Big Brother vous regarde.
« La guerre c'est la paix. La liberté c'est l'esclavage. L'ignorance c'est la force. »
1984 nous emmène dans le cœur de Londres de cette année là.
Winston Smith est membre du parti, un parti dirigé par la figure emblématique de Big Brother et de sa police de la pensée. Toute personne est surveillée. Les appartements sont équipés d’un télécran, sorte de caméra double qui permet au résident de voir et entendre les informations mais qui permet surtout à la police d’observer le moindre des mouvements de l’occupant… notamment lorsqu’il dort. Car dans cet univers, même la pensée (quand elle est dirigée contre le parti) peut provoquer l’arrestation et bien souvent la mort. La vie est misérable, les denrées sont rares, la joie n’existe pas, la jouissance encore moins, tout est stigmatisé ; les enfants dénoncent leurs parents, l’amour n’existe plus, tout ceci, jusqu’au jour où Winston rencontre Julia.
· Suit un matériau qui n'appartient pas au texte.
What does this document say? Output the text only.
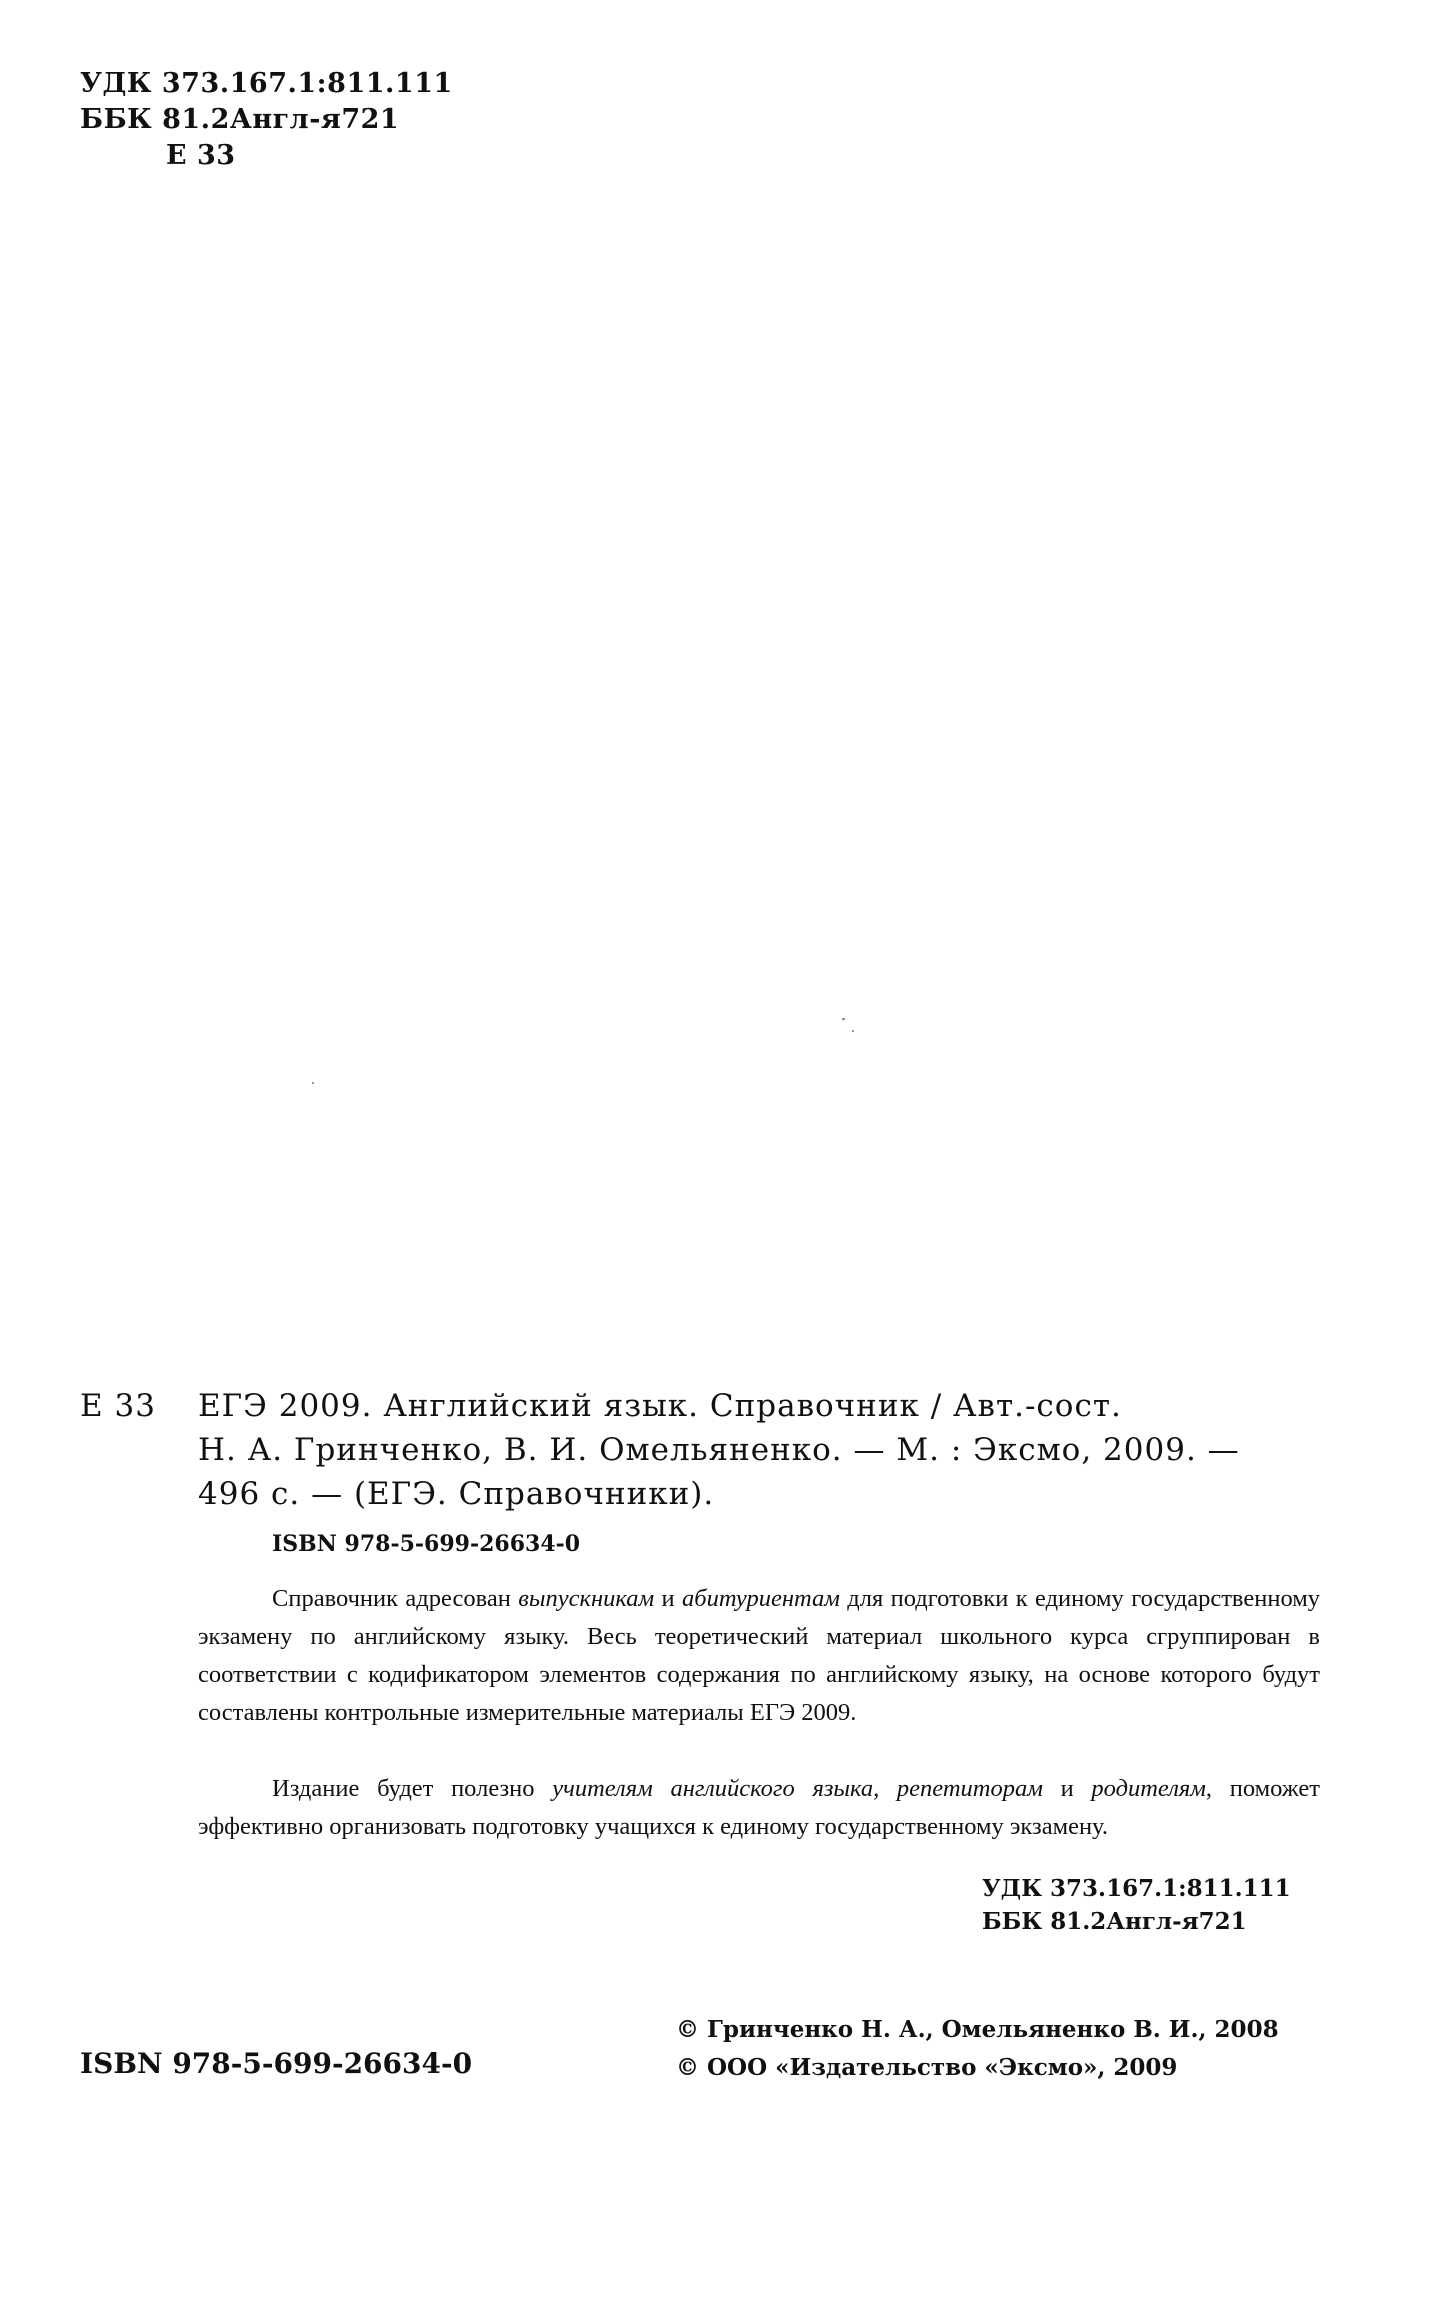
УДК 373.167.1:811.111
ББК 81.2Англ-я721
Е 33
Е 33 ЕГЭ 2009. Английский язык. Справочник / Авт.-сост.
Н. А. Гринченко, В. И. Омельяненко. — М. : Эксмо, 2009. —
496 с. — (ЕГЭ. Справочники).
ISBN 978-5-699-26634-0

Справочник адресован выпускникам и абитуриентам для подготовки к единому государственному экзамену по английскому языку. Весь теоретический материал школьного курса сгруппирован в соответствии с кодификатором элементов содержания по английскому языку, на основе которого будут составлены контрольные измерительные материалы ЕГЭ 2009.

Издание будет полезно учителям английского языка, репетиторам и родителям, поможет эффективно организовать подготовку учащихся к единому государственному экзамену.

УДК 373.167.1:811.111
ББК 81.2Англ-я721
© Гринченко Н. А., Омельяненко В. И., 2008
© ООО «Издательство «Эксмо», 2009
ISBN 978-5-699-26634-0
1984 est présenté comme un roman prophétique. En effet, dès les premières pages, notre quotidien nous saute aux yeux. Pourtant ce roman a été écrit en 1949. Le métro bondé d’usagers qui agissent comme des robots, la surveillance omniprésente qui ici est obligatoire, alors que nous la cherchons avec la télé-réalité. 1984 est une critique forte des régimes totalitaires et notamment (pour l’histoire) du régime russe dirigé par Staline. Mais il n’hésite pas à pointer du doigt la superpuissance de trois « nations » qui se combattent sans réelle intention de victoire autre que celle de maintenir un peuple sous servitude. On ouvre les yeux.
Mais 1984 c’est aussi une première partie très très poussive. Décrire l’univers est capital, mais les répétitions sont omniprésentes et ennuyeuses. On souhaiterait plus d’activité et moins de lourdeur. Par ailleurs, l’univers est oppressant et l’agacement que l’on éprouve à la lecture d’un tel monde a failli me faire abandonner la lecture. Mais il faut insister et c’est un classique à lire, c’est certain.